All of this activity is occurring on services mostly operated by US commercial companies.  It is well documented that organizations that pose a threat to national security or US interests abroad use social media for distributed communications and collaboration, even recruiting.  But there isn’t a middle of the road here.  US Intelligence organizations either develop capabilities and initiatives to monitor social media which requires that they monitor all of it and then separate out data based on their authorities on the back end, or they turn away from it which means the US will have a growing blind spot in its ability to identify threat activity that falls under their mission requirements.  Now US social media companies such as Facebook and Twitter with an international consumer base are not going to police this themselves, nor will they just let the US intelligence apparatus in, it would destroy their international market.  The US Telco and ISPs seem to be the next likely point of entry to gain access to these communications as most of them have a much more geographically defined client base.  But there seems to be no rational public dialogue about the activities of law enforcement or the US intelligence agencies in these matters.  The public response seems only to be stay out, way out.  Yet at the same time, when disasters strike the first place people will point to is the government.  This seems evident with the recent tragedy in Colorado where James Holmes was able to buy significant amounts of weaponry and personal armor online to stage a lethal assault against US citizens in a movie theater.  Comments seemed to come almost immediately questioning why he was able to acquire so much ammo.  Why was this activity not flagged?

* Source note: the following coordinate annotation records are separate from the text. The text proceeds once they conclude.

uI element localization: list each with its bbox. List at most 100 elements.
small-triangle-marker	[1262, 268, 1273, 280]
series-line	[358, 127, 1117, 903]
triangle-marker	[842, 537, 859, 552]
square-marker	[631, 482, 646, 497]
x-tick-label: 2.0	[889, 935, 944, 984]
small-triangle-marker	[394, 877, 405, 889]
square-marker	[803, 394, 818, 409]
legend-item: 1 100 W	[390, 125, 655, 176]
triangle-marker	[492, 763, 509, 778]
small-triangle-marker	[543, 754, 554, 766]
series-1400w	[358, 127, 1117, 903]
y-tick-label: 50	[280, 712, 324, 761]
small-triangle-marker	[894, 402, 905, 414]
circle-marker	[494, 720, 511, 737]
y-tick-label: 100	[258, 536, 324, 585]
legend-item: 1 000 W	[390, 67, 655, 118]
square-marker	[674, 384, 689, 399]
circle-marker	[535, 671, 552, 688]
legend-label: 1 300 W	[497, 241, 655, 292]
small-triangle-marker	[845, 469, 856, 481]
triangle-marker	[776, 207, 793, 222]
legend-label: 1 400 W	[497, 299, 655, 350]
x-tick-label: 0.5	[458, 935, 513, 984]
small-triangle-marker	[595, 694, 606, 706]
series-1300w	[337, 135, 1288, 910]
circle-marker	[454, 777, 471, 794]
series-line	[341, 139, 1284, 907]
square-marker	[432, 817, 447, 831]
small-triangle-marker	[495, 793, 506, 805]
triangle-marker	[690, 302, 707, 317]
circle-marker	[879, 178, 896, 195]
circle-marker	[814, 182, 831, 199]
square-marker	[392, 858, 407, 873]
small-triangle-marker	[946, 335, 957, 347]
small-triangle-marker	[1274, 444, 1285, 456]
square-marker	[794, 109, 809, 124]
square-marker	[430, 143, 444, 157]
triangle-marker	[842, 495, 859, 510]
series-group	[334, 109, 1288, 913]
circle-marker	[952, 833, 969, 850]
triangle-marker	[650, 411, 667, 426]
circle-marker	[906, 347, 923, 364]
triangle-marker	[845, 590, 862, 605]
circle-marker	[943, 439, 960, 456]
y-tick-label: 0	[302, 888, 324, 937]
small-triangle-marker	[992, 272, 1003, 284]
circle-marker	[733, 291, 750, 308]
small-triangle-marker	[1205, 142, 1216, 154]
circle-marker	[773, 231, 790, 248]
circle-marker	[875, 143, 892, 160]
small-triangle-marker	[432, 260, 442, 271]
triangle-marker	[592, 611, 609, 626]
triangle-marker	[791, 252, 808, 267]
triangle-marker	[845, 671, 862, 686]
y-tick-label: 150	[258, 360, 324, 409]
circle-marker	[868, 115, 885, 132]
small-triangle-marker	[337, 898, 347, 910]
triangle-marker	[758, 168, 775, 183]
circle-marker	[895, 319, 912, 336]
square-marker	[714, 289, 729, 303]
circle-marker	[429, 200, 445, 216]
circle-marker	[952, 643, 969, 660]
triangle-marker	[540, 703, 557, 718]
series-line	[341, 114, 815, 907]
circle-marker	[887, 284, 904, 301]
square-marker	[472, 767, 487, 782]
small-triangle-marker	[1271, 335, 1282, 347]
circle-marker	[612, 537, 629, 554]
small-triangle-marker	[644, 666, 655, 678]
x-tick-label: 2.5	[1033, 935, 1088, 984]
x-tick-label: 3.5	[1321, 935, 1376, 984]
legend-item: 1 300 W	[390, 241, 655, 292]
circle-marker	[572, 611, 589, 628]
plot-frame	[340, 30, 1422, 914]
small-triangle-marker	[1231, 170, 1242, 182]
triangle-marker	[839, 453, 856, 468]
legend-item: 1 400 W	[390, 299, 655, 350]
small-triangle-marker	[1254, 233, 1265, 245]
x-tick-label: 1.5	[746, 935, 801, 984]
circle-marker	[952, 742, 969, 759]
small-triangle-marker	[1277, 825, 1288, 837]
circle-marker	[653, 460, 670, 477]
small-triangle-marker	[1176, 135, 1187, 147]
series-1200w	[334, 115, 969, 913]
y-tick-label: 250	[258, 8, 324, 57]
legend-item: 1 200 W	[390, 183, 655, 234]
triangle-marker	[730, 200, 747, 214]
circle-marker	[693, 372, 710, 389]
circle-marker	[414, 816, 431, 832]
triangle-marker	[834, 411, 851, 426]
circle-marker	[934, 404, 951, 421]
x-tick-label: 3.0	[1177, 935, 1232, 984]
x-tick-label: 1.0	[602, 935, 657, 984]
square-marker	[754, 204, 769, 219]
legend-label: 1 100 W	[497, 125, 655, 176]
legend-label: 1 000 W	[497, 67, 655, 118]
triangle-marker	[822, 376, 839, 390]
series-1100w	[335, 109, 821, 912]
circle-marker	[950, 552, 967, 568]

Now the other issue surrounds what is and what is not private?  Prior to social media, prior to consolidated purchasing records, travel databases, value club cards, etc. this what not an issue.  There were no centralized places to harvest such detailed personal information.  Not that we are being forced to use these conveniences, we use them voluntarily.  Now that these databases exist there is a great temptation to plug in to them and develop complex rule sets to look for anomalies that can provide early indications of future threats.  But what of this data should or should not be accessible?  Should public posts made on public platforms such as Twitter be monitored?  How about publicly accessible data from Facebook pages?  Isn’t the use of either one of these platforms public capabilities just like talking in the town square?  Do we have a right to privacy to these communications?  What about purchasing history collected by credit card companies?  Buying 6000 rounds of ammunition before Internet shopping required the individual to at least show up in a store somewhere.  Now that same person can sit in his basement and order 100 rounds from 60 different shops.  The same person can communicate from a private location with a group of individuals and organize every detail of an offensive operation.  As a society are we ok with firmly stating that no one should monitor or protect against growing online capabilities.  If we are not, if we think someone should, then who?  The ease and accessibility of these services creates new societal vulnerabilities.  How to protect the commons given these new vulnerabilities requires a tough conversation, but unfortunately like most things today seems to only be covered when highly opposed politicized organizations want to assert there righteous positions.


How do we have a rational dialogue about an issue that carries with it such negative connotations and visceral reactions.  I am a skeptic, I don't think we will.  I think this will continue to be a majorly divisive issue made more complicated by societies distrust and simultaneous reliance on its government for basic necessities.